Let me begin with the fact that a house blew up in our community the spring before we moved into town.
Gas!
Boom!
No laughing matter here.
Today I smelled gas—a strong-headache-inducing-dog-licking-my-leg-overpowering odor.
I let the dog out before I realized she might be signaling “run for your life” rather than “I really, really gotta go.”
It’s interesting how my mind works. My first thought was not “get out of the house” but “I better call Ellen.”
Why Ellen?
Because in a crisis I know she has a cool head.
I baked a pie once and caught the oven on fire. Ellen heard me whooping in the kitchen, came in, and tossed baking soda on the blaze. End of crisis.
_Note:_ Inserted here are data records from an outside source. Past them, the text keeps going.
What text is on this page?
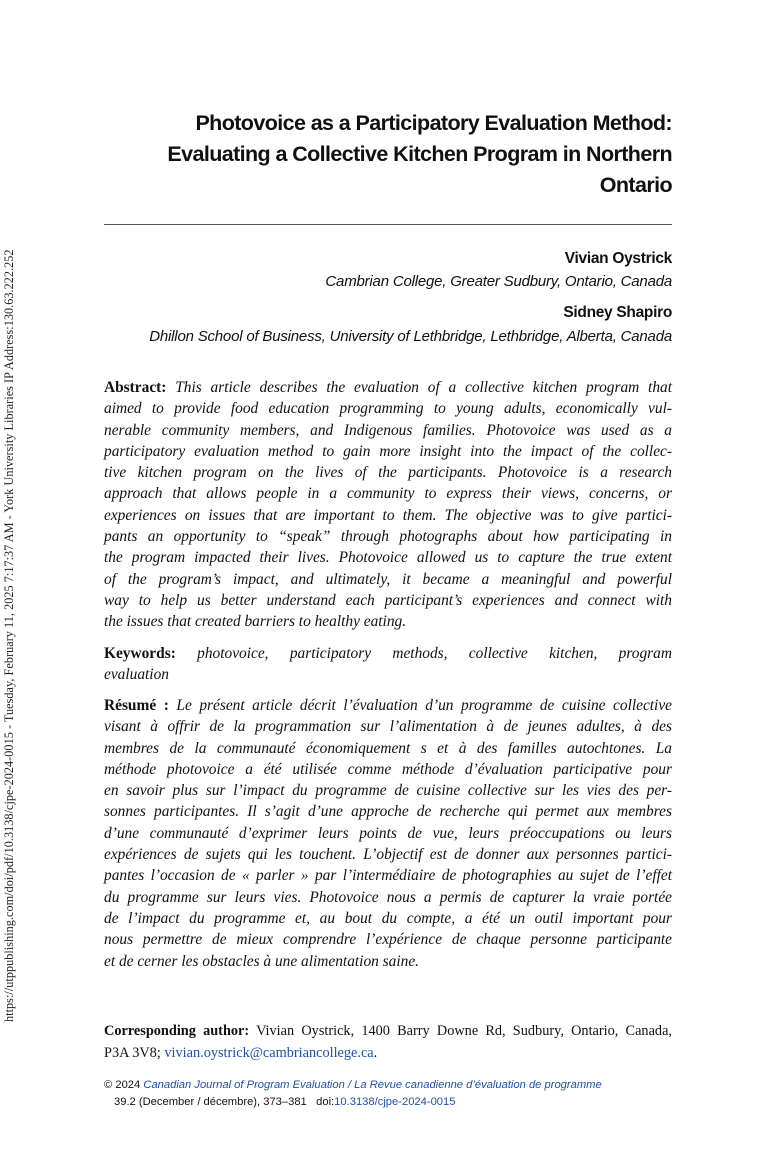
https://utppublishing.com/doi/pdf/10.3138/cjpe-2024-0015 - Tuesday, February 11, 2025 7:17:37 AM - York University Libraries IP Address:130.63.222.252
Photovoice as a Participatory Evaluation Method:
Evaluating a Collective Kitchen Program in Northern
Ontario
Vivian Oystrick
Cambrian College, Greater Sudbury, Ontario, Canada
Sidney Shapiro
Dhillon School of Business, University of Lethbridge, Lethbridge, Alberta, Canada
Abstract: This article describes the evaluation of a collective kitchen program that
aimed to provide food education programming to young adults, economically vul-
nerable community members, and Indigenous families. Photovoice was used as a
participatory evaluation method to gain more insight into the impact of the collec-
tive kitchen program on the lives of the participants. Photovoice is a research
approach that allows people in a community to express their views, concerns, or
experiences on issues that are important to them. The objective was to give partici-
pants an opportunity to “speak” through photographs about how participating in
the program impacted their lives. Photovoice allowed us to capture the true extent
of the program’s impact, and ultimately, it became a meaningful and powerful
way to help us better understand each participant’s experiences and connect with
the issues that created barriers to healthy eating.
Keywords: photovoice, participatory methods, collective kitchen, program
evaluation
Résumé : Le présent article décrit l’évaluation d’un programme de cuisine collective
visant à offrir de la programmation sur l’alimentation à de jeunes adultes, à des
membres de la communauté économiquement s et à des familles autochtones. La
méthode photovoice a été utilisée comme méthode d’évaluation participative pour
en savoir plus sur l’impact du programme de cuisine collective sur les vies des per-
sonnes participantes. Il s’agit d’une approche de recherche qui permet aux membres
d’une communauté d’exprimer leurs points de vue, leurs préoccupations ou leurs
expériences de sujets qui les touchent. L’objectif est de donner aux personnes partici-
pantes l’occasion de « parler » par l’intermédiaire de photographies au sujet de l’effet
du programme sur leurs vies. Photovoice nous a permis de capturer la vraie portée
de l’impact du programme et, au bout du compte, a été un outil important pour
nous permettre de mieux comprendre l’expérience de chaque personne participante
et de cerner les obstacles à une alimentation saine.
Corresponding author: Vivian Oystrick, 1400 Barry Downe Rd, Sudbury, Ontario, Canada,
P3A 3V8; vivian.oystrick@cambriancollege.ca.
© 2024 Canadian Journal of Program Evaluation / La Revue canadienne d’évaluation de programme
39.2 (December / décembre), 373–381 doi:10.3138/cjpe-2024-0015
I scraped off the char and the baking soda and ate the pie anyway.
I found an elderly woman on her living room floor bleeding from a head wound. I called Ellen and she called the ambulance.
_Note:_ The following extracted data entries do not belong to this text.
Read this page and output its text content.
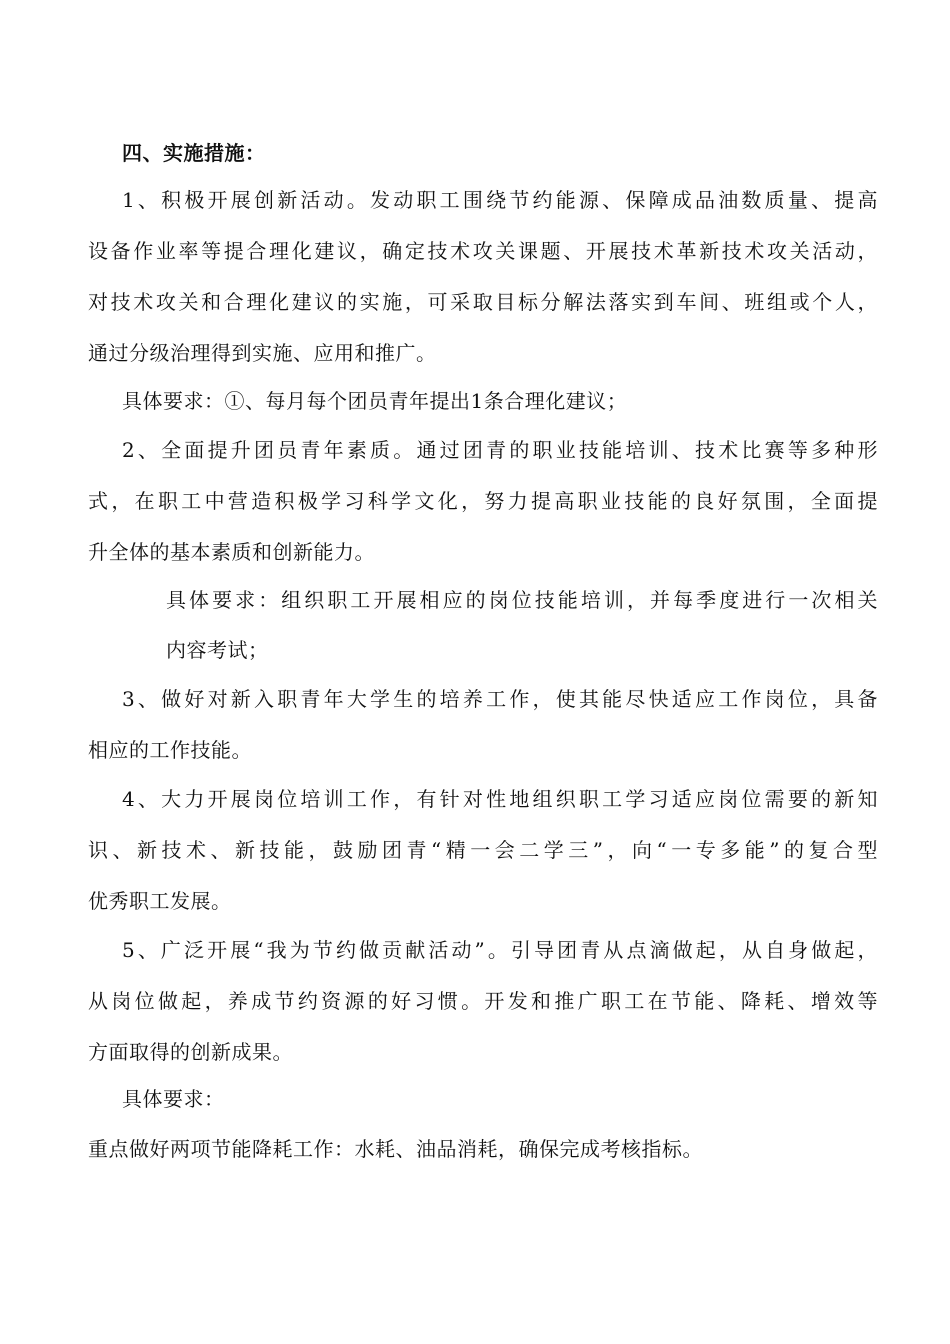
四、实施措施：
1、积极开展创新活动。发动职工围绕节约能源、保障成品油数质量、提高
设备作业率等提合理化建议，确定技术攻关课题、开展技术革新技术攻关活动，
对技术攻关和合理化建议的实施，可采取目标分解法落实到车间、班组或个人，
通过分级治理得到实施、应用和推广。
具体要求：①、每月每个团员青年提出1条合理化建议；
2、全面提升团员青年素质。通过团青的职业技能培训、技术比赛等多种形
式，在职工中营造积极学习科学文化，努力提高职业技能的良好氛围，全面提
升全体的基本素质和创新能力。
具体要求：组织职工开展相应的岗位技能培训，并每季度进行一次相关
内容考试；
3、做好对新入职青年大学生的培养工作，使其能尽快适应工作岗位，具备
相应的工作技能。
4、大力开展岗位培训工作，有针对性地组织职工学习适应岗位需要的新知
识、新技术、新技能，鼓励团青“精一会二学三”，向“一专多能”的复合型
优秀职工发展。
5、广泛开展“我为节约做贡献活动”。引导团青从点滴做起，从自身做起，
从岗位做起，养成节约资源的好习惯。开发和推广职工在节能、降耗、增效等
方面取得的创新成果。
具体要求：
重点做好两项节能降耗工作：水耗、油品消耗，确保完成考核指标。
When I told the sheriff I would have called him but I didn’t know his number, he said, “9…1…1!”
So today…
Gas!
Call Ellen.
I didn’t call her though. I called the guys who handled plumbing and heating. I flipped off the lone burning light, shut down the gas dryer and the washing machine mid-cycle, grabbed a change of underwear, and some other things I deemed important.
Underwear?
Yeah, just in case of boom, no more house.
Then I called Ellen and asked her if she had anything of value she wanted me to rescue.
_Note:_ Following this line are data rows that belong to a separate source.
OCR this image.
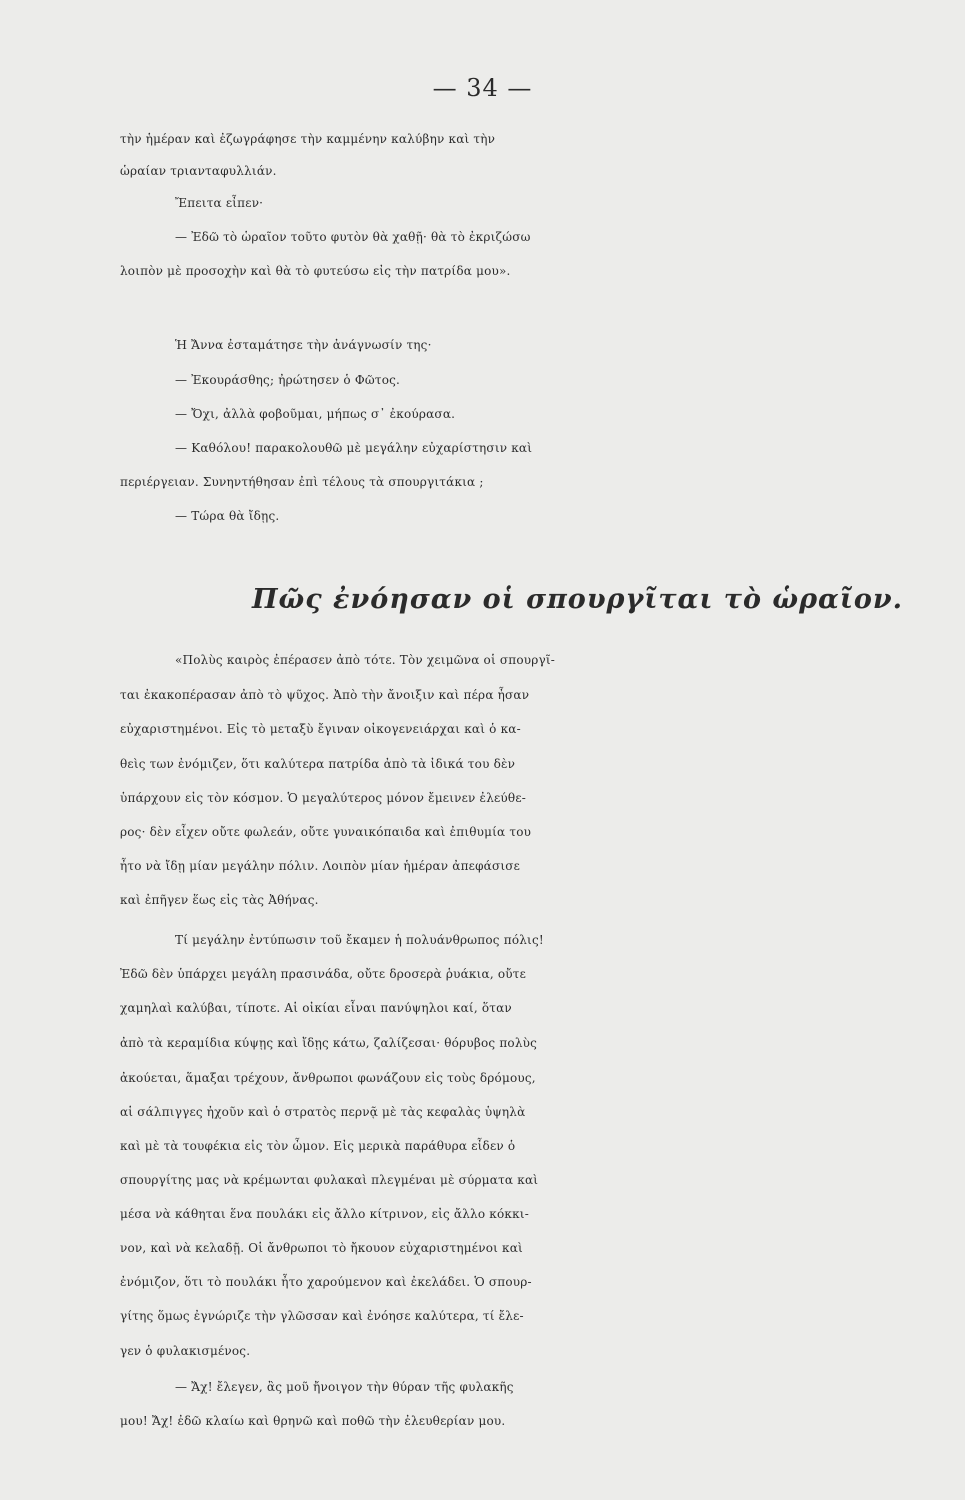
— 34 —
τὴν ἡμέραν καὶ ἐζωγράφησε τὴν καμμένην καλύβην καὶ τὴν
ὡραίαν τριανταφυλλιάν.
Ἔπειτα εἶπεν·
— Ἐδῶ τὸ ὡραῖον τοῦτο φυτὸν θὰ χαθῇ· θὰ τὸ ἐκριζώσω
λοιπὸν μὲ προσοχὴν καὶ θὰ τὸ φυτεύσω εἰς τὴν πατρίδα μου».
Ἡ Ἄννα ἐσταμάτησε τὴν ἀνάγνωσίν της·
— Ἐκουράσθης; ἠρώτησεν ὁ Φῶτος.
— Ὄχι, ἀλλὰ φοβοῦμαι, μήπως σ᾽ ἐκούρασα.
— Καθόλου! παρακολουθῶ μὲ μεγάλην εὐχαρίστησιν καὶ
περιέργειαν. Συνηντήθησαν ἐπὶ τέλους τὰ σπουργιτάκια ;
— Τώρα θὰ ἴδῃς.
Πῶς ἐνόησαν οἱ σπουργῖται τὸ ὡραῖον.
«Πολὺς καιρὸς ἐπέρασεν ἀπὸ τότε. Τὸν χειμῶνα οἱ σπουργῖ-
ται ἐκακοπέρασαν ἀπὸ τὸ ψῦχος. Ἀπὸ τὴν ἄνοιξιν καὶ πέρα ἦσαν
εὐχαριστημένοι. Εἰς τὸ μεταξὺ ἔγιναν οἰκογενειάρχαι καὶ ὁ κα-
θεὶς των ἐνόμιζεν, ὅτι καλύτερα πατρίδα ἀπὸ τὰ ἰδικά του δὲν
ὑπάρχουν εἰς τὸν κόσμον. Ὁ μεγαλύτερος μόνον ἔμεινεν ἐλεύθε-
ρος· δὲν εἶχεν οὔτε φωλεάν, οὔτε γυναικόπαιδα καὶ ἐπιθυμία του
ἦτο νὰ ἴδῃ μίαν μεγάλην πόλιν. Λοιπὸν μίαν ἡμέραν ἀπεφάσισε
καὶ ἐπῆγεν ἕως εἰς τὰς Ἀθήνας.
Τί μεγάλην ἐντύπωσιν τοῦ ἔκαμεν ἡ πολυάνθρωπος πόλις!
Ἐδῶ δὲν ὑπάρχει μεγάλη πρασινάδα, οὔτε δροσερὰ ῥυάκια, οὔτε
χαμηλαὶ καλύβαι, τίποτε. Αἱ οἰκίαι εἶναι πανύψηλοι καί, ὅταν
ἀπὸ τὰ κεραμίδια κύψῃς καὶ ἴδῃς κάτω, ζαλίζεσαι· θόρυβος πολὺς
ἀκούεται, ἅμαξαι τρέχουν, ἄνθρωποι φωνάζουν εἰς τοὺς δρόμους,
αἱ σάλπιγγες ἠχοῦν καὶ ὁ στρατὸς περνᾷ μὲ τὰς κεφαλὰς ὑψηλὰ
καὶ μὲ τὰ τουφέκια εἰς τὸν ὦμον. Εἰς μερικὰ παράθυρα εἶδεν ὁ
σπουργίτης μας νὰ κρέμωνται φυλακαὶ πλεγμέναι μὲ σύρματα καὶ
μέσα νὰ κάθηται ἕνα πουλάκι εἰς ἄλλο κίτρινον, εἰς ἄλλο κόκκι-
νον, καὶ νὰ κελαδῇ. Οἱ ἄνθρωποι τὸ ἤκουον εὐχαριστημένοι καὶ
ἐνόμιζον, ὅτι τὸ πουλάκι ἦτο χαρούμενον καὶ ἐκελάδει. Ὁ σπουρ-
γίτης ὅμως ἐγνώριζε τὴν γλῶσσαν καὶ ἐνόησε καλύτερα, τί ἔλε-
γεν ὁ φυλακισμένος.
— Ἄχ! ἔλεγεν, ἂς μοῦ ἤνοιγον τὴν θύραν τῆς φυλακῆς
μου! Ἄχ! ἐδῶ κλαίω καὶ θρηνῶ καὶ ποθῶ τὴν ἐλευθερίαν μου.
I find what I grabbed interesting—my wallet, the IPod, my Kindle, the checkbook and ledger, and my computer. I also grabbed my leather sandals purchased in the Middle East and my cup of coffee. If I was going down, I didn’t want to waste a good cup of coffee. If I survived a blast, I didn’t want to lose those sandals.
Turns out, after a thorough inspection, things are fine.
Here’s the thing. I didn’t care about anything in our home, not in the moment of crisis. It all could eventually be replaced except for the mementos and family pictures. I’ve lost stuff like that in the past so I know it hurts but you recover.
The only reason I cared about my computer was because it represented my present work and my future hopes in writing.
I learned in an anxious afternoon that I have a current address but it could change in less time than it takes to get out of washing dishes.
I have a home but I’m not HOME.
Questions: How have you handled crises? What would you rescue from your home if you had to get out in a hurry?
Wow! That’s crazy!
Interesting as to how much trouble one can get into in an afternoon.